Dans un communiqué, Poweo a fait part d’un chiffre d’affaires en hausse pour les neuf premiers mois de l’année mais en indiquant que sa « consommation de trésorerie élevée entraînée par le maintien de conditions réglementaires et de marché adverses pour ses activités de commercialisation » l’avait conduit à étudier « différentes options stratégiques afin de mettre un terme à cette situation intenable dans la durée ».

Au 30 septembre, Poweo affiche un chiffre d’affaires de 502,5 millions d’euros, cette hausse a été moindre au troisième trimestre (+3,9%), « la hausse de la branche production ayant compensé le recul des activités de commercialisation ». La société fait état d’une « réduction des volumes vendus aux opérateurs de réseaux et autres contreparties de marché », ce que compense « partiellement (…) la progression significative des ventes aux clients particuliers due à la croissance du parc enregistrée en 2009. Ces tendances contrastées ont conduit à un recul global des ventes d’électricité de 20,8% au 3ème trimestre 2010, et une diminution de 8,6 % à fin septembre 2010 ». Au 30 septembre, Poweo affiche 182.500 clients particuliers en électricité (contre 190.200 à fin juin), soit une baisse de près de 6%. Dans le gaz, Poweo compte 100.500 clients particuliers, soit une baisse de 7,9% par rapport à juin (109.100).

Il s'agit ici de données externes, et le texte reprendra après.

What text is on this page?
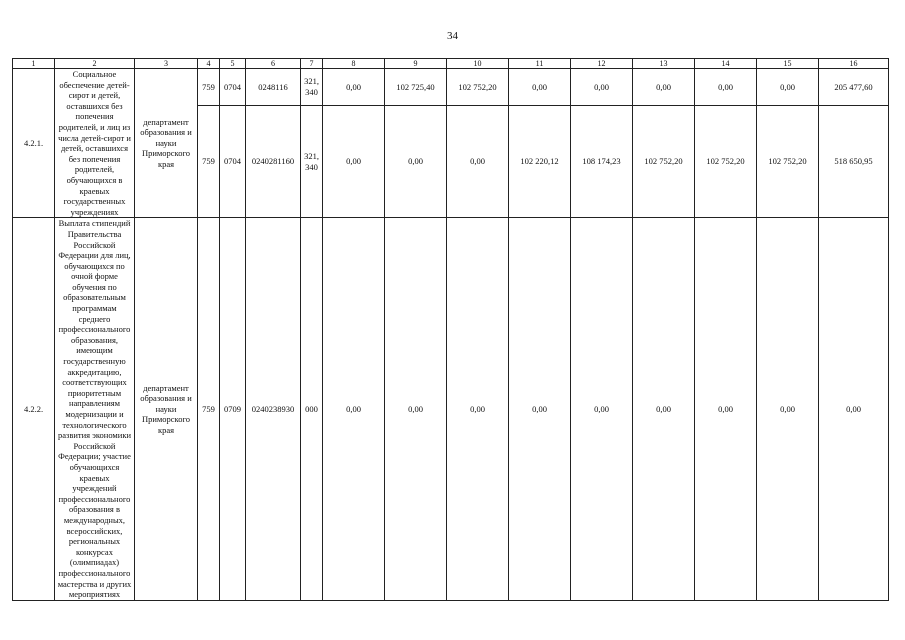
34
1	2	3	4	5	6	7	8	9	10	11	12	13	14	15	16
4.2.1.	Социальное обеспечение детей-сирот и детей, оставшихся без попечения родителей, и лиц из числа детей-сирот и детей, оставшихся без попечения родителей, обучающихся в краевых государственных учреждениях	департамент образования и науки Приморского края	759	0704	0248116	321, 340	0,00	102 725,40	102 752,20	0,00	0,00	0,00	0,00	0,00	205 477,60
			759	0704	0240281160	321, 340	0,00	0,00	0,00	102 220,12	108 174,23	102 752,20	102 752,20	102 752,20	518 650,95
4.2.2.	Выплата стипендий Правительства Российской Федерации для лиц, обучающихся по очной форме обучения по образовательным программам среднего профессионального образования, имеющим государственную аккредитацию, соответствующих приоритетным направлениям модернизации и технологического развития экономики Российской Федерации; участие обучающихся краевых учреждений профессионального образования в международных, всероссийских, региональных конкурсах (олимпиадах) профессионального мастерства и других мероприятиях	департамент образования и науки Приморского края	759	0709	0240238930	000	0,00	0,00	0,00	0,00	0,00	0,00	0,00	0,00	0,00
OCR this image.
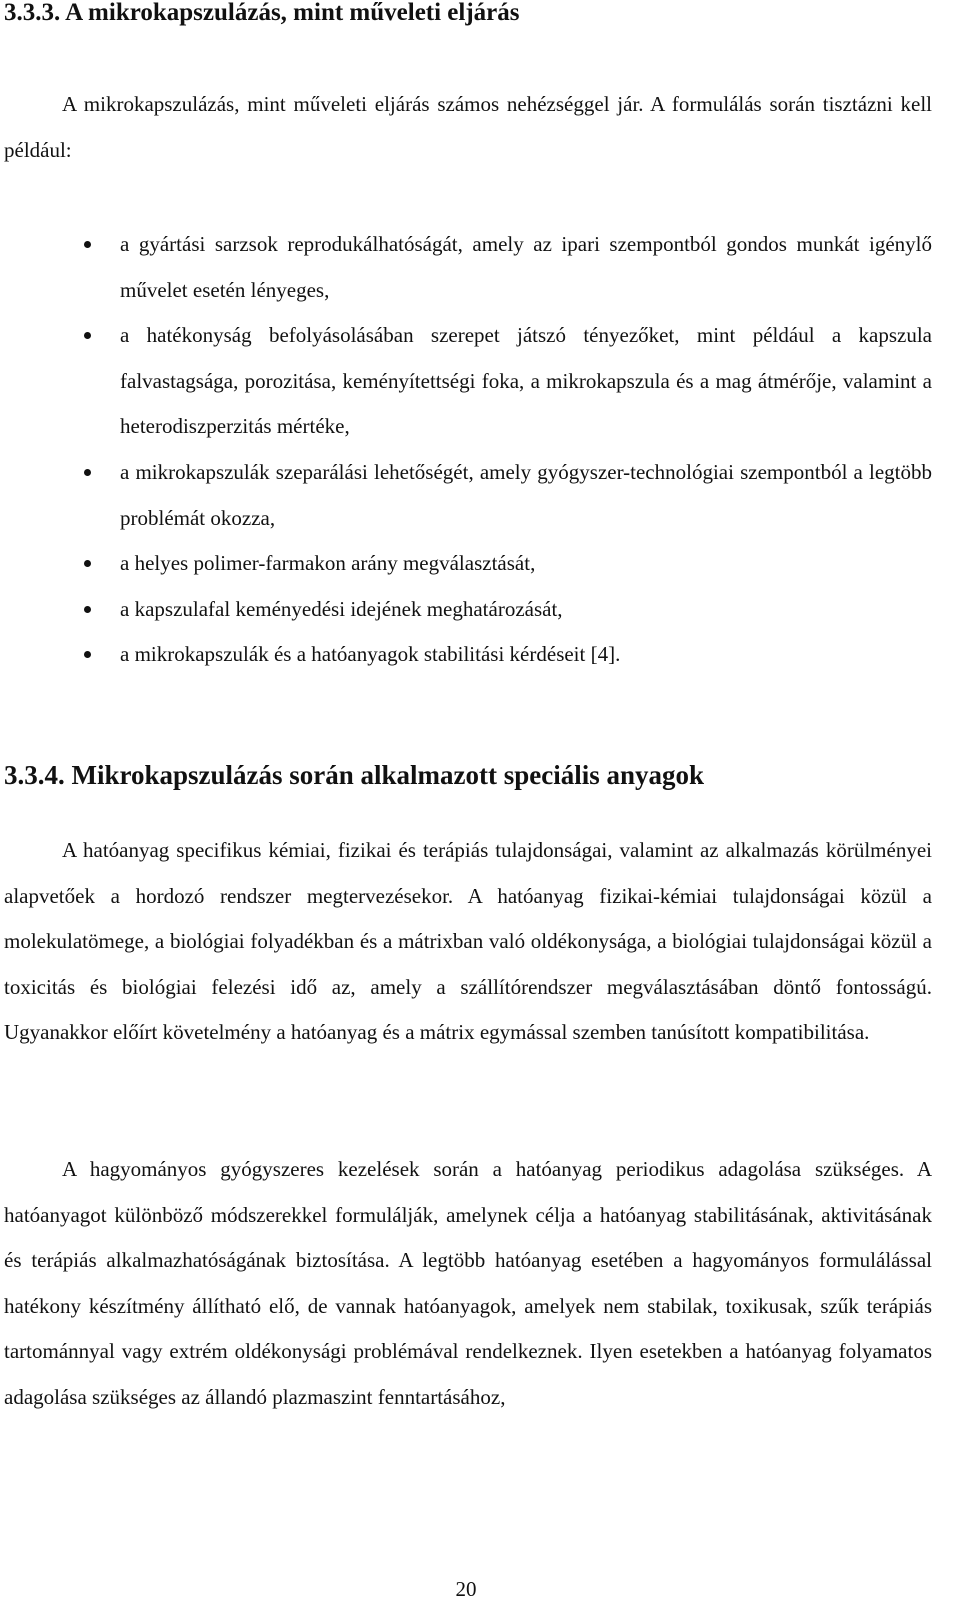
3.3.3. A mikrokapszulázás, mint műveleti eljárás

A mikrokapszulázás, mint műveleti eljárás számos nehézséggel jár. A formulálás során tisztázni kell például:

a gyártási sarzsok reprodukálhatóságát, amely az ipari szempontból gondos munkát igénylő művelet esetén lényeges,
a hatékonyság befolyásolásában szerepet játszó tényezőket, mint például a kapszula falvastagsága, porozitása, keményítettségi foka, a mikrokapszula és a mag átmérője, valamint a heterodiszperzitás mértéke,
a mikrokapszulák szeparálási lehetőségét, amely gyógyszer-technológiai szempontból a legtöbb problémát okozza,
a helyes polimer-farmakon arány megválasztását,
a kapszulafal keményedési idejének meghatározását,
a mikrokapszulák és a hatóanyagok stabilitási kérdéseit [4].
3.3.4. Mikrokapszulázás során alkalmazott speciális anyagok

A hatóanyag specifikus kémiai, fizikai és terápiás tulajdonságai, valamint az alkalmazás körülményei alapvetőek a hordozó rendszer megtervezésekor. A hatóanyag fizikai-kémiai tulajdonságai közül a molekulatömege, a biológiai folyadékban és a mátrixban való oldékonysága, a biológiai tulajdonságai közül a toxicitás és biológiai felezési idő az, amely a szállítórendszer megválasztásában döntő fontosságú. Ugyanakkor előírt követelmény a hatóanyag és a mátrix egymással szemben tanúsított kompatibilitása.

A hagyományos gyógyszeres kezelések során a hatóanyag periodikus adagolása szükséges. A hatóanyagot különböző módszerekkel formulálják, amelynek célja a hatóanyag stabilitásának, aktivitásának és terápiás alkalmazhatóságának biztosítása. A legtöbb hatóanyag esetében a hagyományos formulálással hatékony készítmény állítható elő, de vannak hatóanyagok, amelyek nem stabilak, toxikusak, szűk terápiás tartománnyal vagy extrém oldékonysági problémával rendelkeznek. Ilyen esetekben a hatóanyag folyamatos adagolása szükséges az állandó plazmaszint fenntartásához,

20
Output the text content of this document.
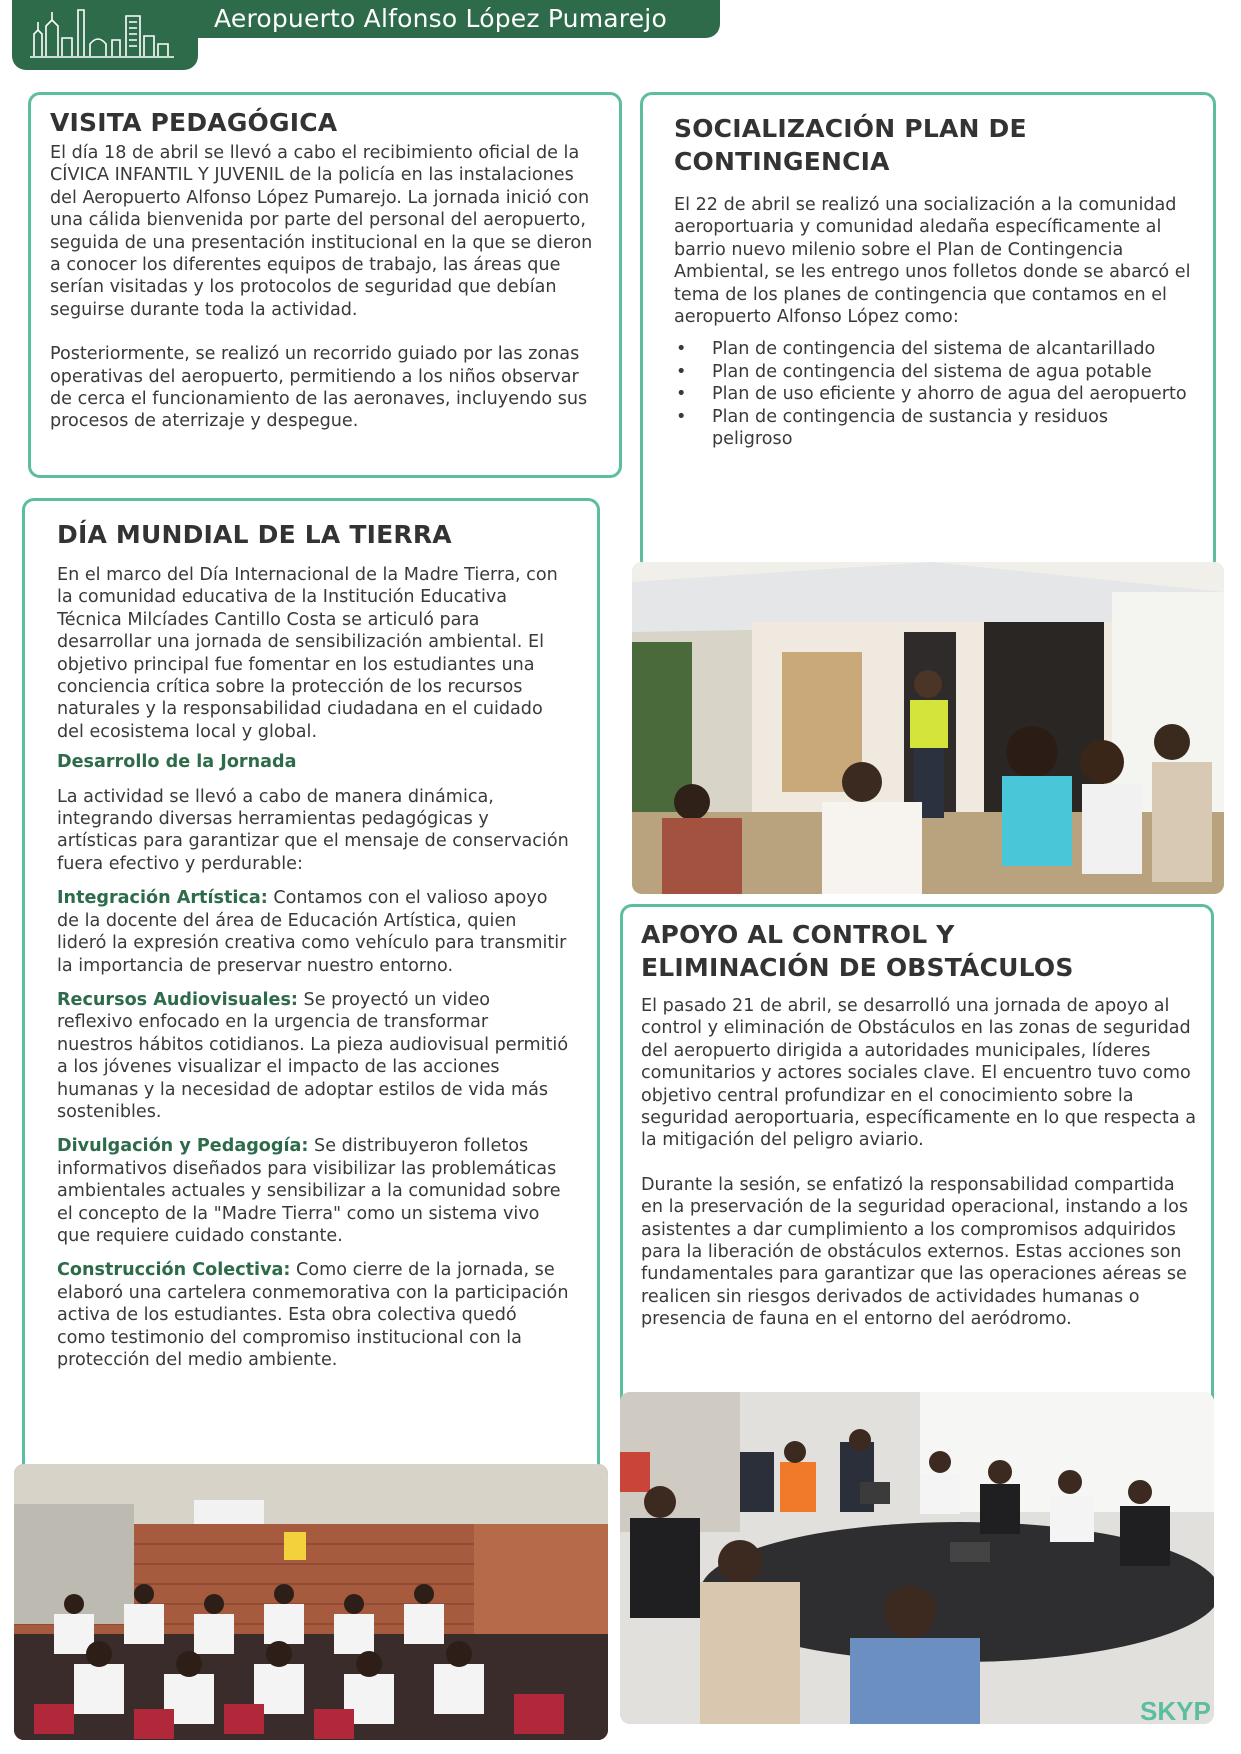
Aeropuerto Alfonso López Pumarejo
VISITA PEDAGÓGICA

El día 18 de abril se llevó a cabo el recibimiento oficial de la CÍVICA INFANTIL Y JUVENIL de la policía en las instalaciones del Aeropuerto Alfonso López Pumarejo. La jornada inició con una cálida bienvenida por parte del personal del aeropuerto, seguida de una presentación institucional en la que se dieron a conocer los diferentes equipos de trabajo, las áreas que serían visitadas y los protocolos de seguridad que debían seguirse durante toda la actividad.

Posteriormente, se realizó un recorrido guiado por las zonas operativas del aeropuerto, permitiendo a los niños observar de cerca el funcionamiento de las aeronaves, incluyendo sus procesos de aterrizaje y despegue.

SOCIALIZACIÓN PLAN DE
CONTINGENCIA

El 22 de abril se realizó una socialización a la comunidad aeroportuaria y comunidad aledaña específicamente al barrio nuevo milenio sobre el Plan de Contingencia Ambiental, se les entrego unos folletos donde se abarcó el tema de los planes de contingencia que contamos en el aeropuerto Alfonso López como:

• Plan de contingencia del sistema de alcantarillado
• Plan de contingencia del sistema de agua potable
• Plan de uso eficiente y ahorro de agua del aeropuerto
• Plan de contingencia de sustancia y residuos peligroso
DÍA MUNDIAL DE LA TIERRA

En el marco del Día Internacional de la Madre Tierra, con la comunidad educativa de la Institución Educativa Técnica Milcíades Cantillo Costa se articuló para desarrollar una jornada de sensibilización ambiental. El objetivo principal fue fomentar en los estudiantes una conciencia crítica sobre la protección de los recursos naturales y la responsabilidad ciudadana en el cuidado del ecosistema local y global.

Desarrollo de la Jornada

La actividad se llevó a cabo de manera dinámica, integrando diversas herramientas pedagógicas y artísticas para garantizar que el mensaje de conservación fuera efectivo y perdurable:

Integración Artística: Contamos con el valioso apoyo de la docente del área de Educación Artística, quien lideró la expresión creativa como vehículo para transmitir la importancia de preservar nuestro entorno.

Recursos Audiovisuales: Se proyectó un video reflexivo enfocado en la urgencia de transformar nuestros hábitos cotidianos. La pieza audiovisual permitió a los jóvenes visualizar el impacto de las acciones humanas y la necesidad de adoptar estilos de vida más sostenibles.

Divulgación y Pedagogía: Se distribuyeron folletos informativos diseñados para visibilizar las problemáticas ambientales actuales y sensibilizar a la comunidad sobre el concepto de la "Madre Tierra" como un sistema vivo que requiere cuidado constante.

Construcción Colectiva: Como cierre de la jornada, se elaboró una cartelera conmemorativa con la participación activa de los estudiantes. Esta obra colectiva quedó como testimonio del compromiso institucional con la protección del medio ambiente.

APOYO AL CONTROL Y
ELIMINACIÓN DE OBSTÁCULOS

El pasado 21 de abril, se desarrolló una jornada de apoyo al control y eliminación de Obstáculos en las zonas de seguridad del aeropuerto dirigida a autoridades municipales, líderes comunitarios y actores sociales clave. El encuentro tuvo como objetivo central profundizar en el conocimiento sobre la seguridad aeroportuaria, específicamente en lo que respecta a la mitigación del peligro aviario.

Durante la sesión, se enfatizó la responsabilidad compartida en la preservación de la seguridad operacional, instando a los asistentes a dar cumplimiento a los compromisos adquiridos para la liberación de obstáculos externos. Estas acciones son fundamentales para garantizar que las operaciones aéreas se realicen sin riesgos derivados de actividades humanas o presencia de fauna en el entorno del aeródromo.

SKYP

Poweo précise également avoir « signé un emprunt syndiqué à long terme de 165 millions d’euros, dans le cadre du financement de la centrale CCGN de Toul (413 MW) ». En septembre, Poweo anticipait une « perte opérationnelle comprise entre 20 et 30 millions d’euros avant charges non récurrentes ». Le groupe précise aujourd’hui qu’outre celles déjà constatées « au premier semestre 2010 un montant de 17,8 millions d’euros portant principalement sur la filiale Gaz de Normandie et les actifs de petite hydraulique », il pourrait être « amené à constater en fin d’exercice des dépréciations d’actifs et provisions pour risques en relation avec les plans d’action et mesures de restructuration de ses activités ».

D’un point de vue stratégique et dans l’attente de l’adoption du projet de loi NOME (sans oublier le prix de cession de l’Arenh…), « l’équipe de direction de Poweo étudie actuellement différentes options (…) visant à retrouver une capacité de génération de trésorerie d’exploitation positive. Les décisions finales portant sur les options stratégiques, ainsi que l’évaluation des besoins de financement associés et des ressources de trésorerie nécessaires, devraient être prises et communiquées aux alentours de la fin de l’année. Poweo estime que la liquidité courante du groupe restera assurée jusqu’à ce que ces décisions soient mises en œuvre, principalement grâce aux financements à court et moyen terme existants et non utilisés à ce jour qui représentent un encours total de 110 millions d’euros ».

A la bourse de Paris, l’action Poweo a chuté de 6,67%, à 7,55 euros en clôture, dans des volumes modestes (16.548 titres échangés), à ses niveaux historiques les plus bas.